Vectors can be added or subtracted from each other, giving rise to a new resulting vector, or multiplied by a scalar, vector or mixed value.

Elements of a vector

To define a vector completely, three characteristics must be specified that distinguish one vector from another:

Module. It is determined by the length or length of the line segment.
Address. It is determined by the orientation of the line in the plane.
Sense. It is determined by the origin and endpoint of the line segment.

Types of vectors

Different classes of vectors can be distinguished according to the characteristics they present and the relationship they have with other vectors:

Unit vectors. Vectors whose modulus is equal to 1.
Free vectors. Vectors that are not applied at any particular point.
Sliding vectors. Vectors whose point of application slides along the line of action.
Fixed vectors (or linked vectors). Vectors that are applied to a particular point.
Collinear vectors. Two or more vectors that act on the same action line.
Concurrent vectors (or angular vectors). Two or more vectors whose directions pass through the same point, forming an angle when the rays intersect.
Parallel vectors. Two or more vectors acting on a rigid body with parallel lines of action.
Opposite vectors. Vectors that have the same direction and the same module, but that have opposite directions.
Coplanar vectors. Vectors whose lines of action lie in the same plane.
Resulting vectors.Given a system of vectors, it is the vector that produces the same effect as all the component vectors of the system.
Balancing vectors.Vector with the same magnitude and direction as the resulting vector, but with the opposite sense.

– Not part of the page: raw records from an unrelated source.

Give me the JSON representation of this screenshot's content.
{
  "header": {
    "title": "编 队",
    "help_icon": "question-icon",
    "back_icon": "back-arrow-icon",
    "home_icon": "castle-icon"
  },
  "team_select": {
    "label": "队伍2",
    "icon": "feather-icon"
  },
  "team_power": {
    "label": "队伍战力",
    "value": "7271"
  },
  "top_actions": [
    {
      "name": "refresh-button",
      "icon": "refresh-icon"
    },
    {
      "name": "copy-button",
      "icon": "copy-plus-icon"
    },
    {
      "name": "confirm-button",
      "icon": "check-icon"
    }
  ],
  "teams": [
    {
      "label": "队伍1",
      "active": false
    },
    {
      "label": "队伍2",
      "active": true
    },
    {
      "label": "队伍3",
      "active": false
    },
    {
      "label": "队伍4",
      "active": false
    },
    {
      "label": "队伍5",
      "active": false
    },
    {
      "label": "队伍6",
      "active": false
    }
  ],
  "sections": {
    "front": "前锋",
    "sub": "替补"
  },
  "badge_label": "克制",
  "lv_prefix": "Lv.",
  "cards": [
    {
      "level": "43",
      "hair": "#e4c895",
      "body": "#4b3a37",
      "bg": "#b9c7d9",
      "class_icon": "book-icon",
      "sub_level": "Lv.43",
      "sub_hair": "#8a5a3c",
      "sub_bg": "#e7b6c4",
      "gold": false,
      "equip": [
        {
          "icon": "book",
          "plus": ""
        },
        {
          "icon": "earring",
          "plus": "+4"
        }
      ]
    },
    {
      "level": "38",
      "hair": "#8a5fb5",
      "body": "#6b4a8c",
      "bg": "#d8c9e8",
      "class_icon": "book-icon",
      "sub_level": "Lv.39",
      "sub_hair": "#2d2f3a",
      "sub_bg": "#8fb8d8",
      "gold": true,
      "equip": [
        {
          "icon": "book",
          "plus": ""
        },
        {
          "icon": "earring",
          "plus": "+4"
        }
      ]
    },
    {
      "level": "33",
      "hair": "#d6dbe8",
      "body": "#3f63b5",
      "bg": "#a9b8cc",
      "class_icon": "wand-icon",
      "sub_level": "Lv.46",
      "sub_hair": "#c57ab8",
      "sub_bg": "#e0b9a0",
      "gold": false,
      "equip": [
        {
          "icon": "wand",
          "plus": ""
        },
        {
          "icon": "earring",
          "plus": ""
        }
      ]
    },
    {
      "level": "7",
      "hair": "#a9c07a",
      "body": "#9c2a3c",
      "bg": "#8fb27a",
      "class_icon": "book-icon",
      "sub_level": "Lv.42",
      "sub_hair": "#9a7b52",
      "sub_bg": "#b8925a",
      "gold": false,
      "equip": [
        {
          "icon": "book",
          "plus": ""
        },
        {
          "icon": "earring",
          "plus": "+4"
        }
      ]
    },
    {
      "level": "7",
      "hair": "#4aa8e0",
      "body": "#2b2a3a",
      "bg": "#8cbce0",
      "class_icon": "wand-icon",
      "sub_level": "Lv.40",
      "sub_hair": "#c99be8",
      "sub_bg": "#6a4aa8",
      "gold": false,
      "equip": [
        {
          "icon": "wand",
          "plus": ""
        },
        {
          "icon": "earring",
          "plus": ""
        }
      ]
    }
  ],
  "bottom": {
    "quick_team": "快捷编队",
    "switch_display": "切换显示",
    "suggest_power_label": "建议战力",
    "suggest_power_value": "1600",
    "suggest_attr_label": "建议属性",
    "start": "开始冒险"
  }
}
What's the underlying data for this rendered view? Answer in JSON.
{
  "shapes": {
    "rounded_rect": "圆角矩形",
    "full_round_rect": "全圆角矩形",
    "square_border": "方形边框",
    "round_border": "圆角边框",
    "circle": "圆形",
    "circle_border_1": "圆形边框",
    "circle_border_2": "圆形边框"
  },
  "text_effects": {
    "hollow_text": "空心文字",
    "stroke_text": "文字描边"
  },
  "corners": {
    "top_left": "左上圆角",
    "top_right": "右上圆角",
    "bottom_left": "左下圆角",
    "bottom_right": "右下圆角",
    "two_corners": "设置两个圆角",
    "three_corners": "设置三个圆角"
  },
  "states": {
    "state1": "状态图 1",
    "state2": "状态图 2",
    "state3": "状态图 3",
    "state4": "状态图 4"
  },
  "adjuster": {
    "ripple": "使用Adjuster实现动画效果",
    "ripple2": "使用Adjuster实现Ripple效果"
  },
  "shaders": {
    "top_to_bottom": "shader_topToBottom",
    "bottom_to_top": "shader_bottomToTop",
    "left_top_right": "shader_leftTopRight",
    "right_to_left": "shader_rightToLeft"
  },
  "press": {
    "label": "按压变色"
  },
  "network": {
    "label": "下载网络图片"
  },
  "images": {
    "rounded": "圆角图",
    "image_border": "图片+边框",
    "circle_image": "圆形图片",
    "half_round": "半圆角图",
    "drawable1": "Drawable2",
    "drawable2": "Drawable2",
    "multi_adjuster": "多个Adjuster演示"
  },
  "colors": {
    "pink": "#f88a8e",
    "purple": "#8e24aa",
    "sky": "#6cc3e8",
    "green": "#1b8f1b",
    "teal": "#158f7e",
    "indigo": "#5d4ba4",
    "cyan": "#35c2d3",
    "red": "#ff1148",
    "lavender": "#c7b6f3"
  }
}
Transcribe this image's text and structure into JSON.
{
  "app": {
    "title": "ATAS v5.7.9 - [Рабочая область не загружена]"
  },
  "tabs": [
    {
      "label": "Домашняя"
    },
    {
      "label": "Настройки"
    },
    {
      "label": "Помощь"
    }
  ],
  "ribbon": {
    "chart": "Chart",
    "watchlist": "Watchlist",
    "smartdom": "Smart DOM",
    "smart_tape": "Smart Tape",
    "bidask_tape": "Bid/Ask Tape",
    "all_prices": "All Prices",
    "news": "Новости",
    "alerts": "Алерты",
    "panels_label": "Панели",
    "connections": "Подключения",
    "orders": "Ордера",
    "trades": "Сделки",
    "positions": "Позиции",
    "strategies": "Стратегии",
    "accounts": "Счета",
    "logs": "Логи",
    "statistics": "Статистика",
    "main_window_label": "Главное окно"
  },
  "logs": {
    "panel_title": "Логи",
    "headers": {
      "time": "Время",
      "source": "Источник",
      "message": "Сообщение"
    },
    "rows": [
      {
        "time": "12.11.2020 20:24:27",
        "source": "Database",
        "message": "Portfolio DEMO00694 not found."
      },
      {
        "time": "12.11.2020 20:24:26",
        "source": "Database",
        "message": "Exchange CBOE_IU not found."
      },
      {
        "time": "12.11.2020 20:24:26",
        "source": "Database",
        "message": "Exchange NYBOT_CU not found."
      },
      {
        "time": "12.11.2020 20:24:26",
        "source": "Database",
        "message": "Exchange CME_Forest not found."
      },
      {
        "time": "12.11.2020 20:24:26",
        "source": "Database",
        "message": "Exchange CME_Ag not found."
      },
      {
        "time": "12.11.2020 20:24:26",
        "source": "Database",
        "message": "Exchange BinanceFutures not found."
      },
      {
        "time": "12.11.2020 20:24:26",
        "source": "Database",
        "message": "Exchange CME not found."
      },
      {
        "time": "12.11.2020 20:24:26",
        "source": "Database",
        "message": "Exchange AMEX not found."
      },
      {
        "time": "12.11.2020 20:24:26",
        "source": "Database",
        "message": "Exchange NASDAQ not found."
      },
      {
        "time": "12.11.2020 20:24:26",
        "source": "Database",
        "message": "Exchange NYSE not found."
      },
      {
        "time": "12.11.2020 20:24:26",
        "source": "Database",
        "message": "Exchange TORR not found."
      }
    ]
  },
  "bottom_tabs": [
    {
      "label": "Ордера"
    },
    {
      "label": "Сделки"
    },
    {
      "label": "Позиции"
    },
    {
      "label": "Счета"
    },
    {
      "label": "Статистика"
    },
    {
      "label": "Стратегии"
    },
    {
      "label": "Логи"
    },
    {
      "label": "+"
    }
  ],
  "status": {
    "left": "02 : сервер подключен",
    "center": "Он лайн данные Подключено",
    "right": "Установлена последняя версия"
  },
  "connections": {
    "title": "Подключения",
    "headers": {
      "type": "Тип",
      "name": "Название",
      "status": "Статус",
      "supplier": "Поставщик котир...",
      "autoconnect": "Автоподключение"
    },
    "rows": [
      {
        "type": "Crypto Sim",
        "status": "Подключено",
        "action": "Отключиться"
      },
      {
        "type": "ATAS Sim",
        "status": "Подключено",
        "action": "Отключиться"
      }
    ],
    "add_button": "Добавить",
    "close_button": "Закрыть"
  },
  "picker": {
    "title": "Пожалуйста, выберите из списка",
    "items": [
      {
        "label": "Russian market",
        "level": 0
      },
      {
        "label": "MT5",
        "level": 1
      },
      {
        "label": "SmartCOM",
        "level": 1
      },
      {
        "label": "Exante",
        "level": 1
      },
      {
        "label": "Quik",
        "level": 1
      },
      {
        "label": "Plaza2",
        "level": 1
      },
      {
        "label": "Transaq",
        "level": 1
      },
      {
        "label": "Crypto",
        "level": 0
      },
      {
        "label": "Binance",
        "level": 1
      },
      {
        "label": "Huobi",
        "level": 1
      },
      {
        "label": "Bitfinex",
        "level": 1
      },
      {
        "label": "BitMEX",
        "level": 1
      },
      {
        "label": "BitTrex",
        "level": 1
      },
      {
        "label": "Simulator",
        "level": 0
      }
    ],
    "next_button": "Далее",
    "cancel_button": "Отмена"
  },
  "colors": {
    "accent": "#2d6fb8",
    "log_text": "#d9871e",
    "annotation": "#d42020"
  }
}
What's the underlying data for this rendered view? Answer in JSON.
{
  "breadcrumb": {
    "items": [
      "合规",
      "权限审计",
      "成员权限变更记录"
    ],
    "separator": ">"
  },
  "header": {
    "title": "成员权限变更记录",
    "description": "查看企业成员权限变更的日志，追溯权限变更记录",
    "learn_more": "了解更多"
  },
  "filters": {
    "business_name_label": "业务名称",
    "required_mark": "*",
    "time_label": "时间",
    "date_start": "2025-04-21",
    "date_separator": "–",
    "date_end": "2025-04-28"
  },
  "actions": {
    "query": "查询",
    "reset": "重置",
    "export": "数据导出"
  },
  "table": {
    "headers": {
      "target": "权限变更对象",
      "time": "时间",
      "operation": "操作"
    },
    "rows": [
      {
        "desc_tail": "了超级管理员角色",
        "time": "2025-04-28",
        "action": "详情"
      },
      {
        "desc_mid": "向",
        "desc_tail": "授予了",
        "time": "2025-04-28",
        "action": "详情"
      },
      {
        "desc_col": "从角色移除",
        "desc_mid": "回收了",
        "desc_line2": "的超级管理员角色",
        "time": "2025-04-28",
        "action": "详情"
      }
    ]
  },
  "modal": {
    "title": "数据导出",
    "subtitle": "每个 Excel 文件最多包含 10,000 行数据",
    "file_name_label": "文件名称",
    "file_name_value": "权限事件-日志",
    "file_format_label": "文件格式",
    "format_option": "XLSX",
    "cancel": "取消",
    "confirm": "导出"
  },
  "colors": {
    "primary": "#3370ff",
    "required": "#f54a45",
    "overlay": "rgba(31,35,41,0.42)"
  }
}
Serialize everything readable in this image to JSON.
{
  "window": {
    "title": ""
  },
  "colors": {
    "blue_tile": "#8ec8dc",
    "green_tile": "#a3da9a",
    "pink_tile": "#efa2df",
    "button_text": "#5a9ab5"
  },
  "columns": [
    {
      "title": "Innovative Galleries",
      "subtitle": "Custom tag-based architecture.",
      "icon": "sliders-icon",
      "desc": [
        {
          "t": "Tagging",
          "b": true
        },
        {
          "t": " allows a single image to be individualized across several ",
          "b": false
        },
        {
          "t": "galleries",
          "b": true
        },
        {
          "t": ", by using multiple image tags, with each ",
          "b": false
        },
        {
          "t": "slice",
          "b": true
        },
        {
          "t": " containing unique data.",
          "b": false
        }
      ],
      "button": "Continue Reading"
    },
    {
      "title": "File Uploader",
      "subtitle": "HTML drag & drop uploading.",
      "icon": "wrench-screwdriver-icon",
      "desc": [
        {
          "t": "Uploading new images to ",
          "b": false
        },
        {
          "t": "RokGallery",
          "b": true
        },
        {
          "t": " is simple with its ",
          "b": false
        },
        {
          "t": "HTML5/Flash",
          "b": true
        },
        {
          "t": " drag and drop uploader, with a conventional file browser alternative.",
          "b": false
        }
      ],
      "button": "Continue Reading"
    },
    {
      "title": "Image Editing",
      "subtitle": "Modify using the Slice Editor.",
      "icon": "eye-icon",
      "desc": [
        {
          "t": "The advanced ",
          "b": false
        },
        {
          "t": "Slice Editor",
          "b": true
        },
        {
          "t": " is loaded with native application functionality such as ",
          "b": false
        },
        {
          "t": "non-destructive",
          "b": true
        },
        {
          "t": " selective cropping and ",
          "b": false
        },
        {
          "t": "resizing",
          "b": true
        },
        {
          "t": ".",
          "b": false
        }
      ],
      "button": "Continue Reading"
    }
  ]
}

Vectors in two and three dimensions

Vectors can be represented in two-dimensional ("x", "y") or three-dimensional ("x", "y", "z") spaces. In any case, the vectors can be defined by their coordinates on each of the axes.

In the case of a two-dimensional space, any vector can be defined as: v = (v_x, v_Y). The terms in parentheses are the coordinates on the "x" and "y" axes.

On the other hand, in a three-dimensional space, a vector is defined as: v = (v_x, v_Y, v_z). One more coordinate is added to indicate the coordinate on the "z" axis.

Graphic representation of vectors

Vectors are represented in a general way using a two- or three-dimensional plane.

First, the support or direction line is graphed, on which several vectors can exist, drawing a line segment that arises from the origin.
Second, the length of the vector is marked, which is determined by the module (the greater the module, the longer the ray), and which is directed to a direction or point of application (which is why the vectors are drawn as arrows pointing in the direction in question).
Finally, the name of the vector is written on the application point.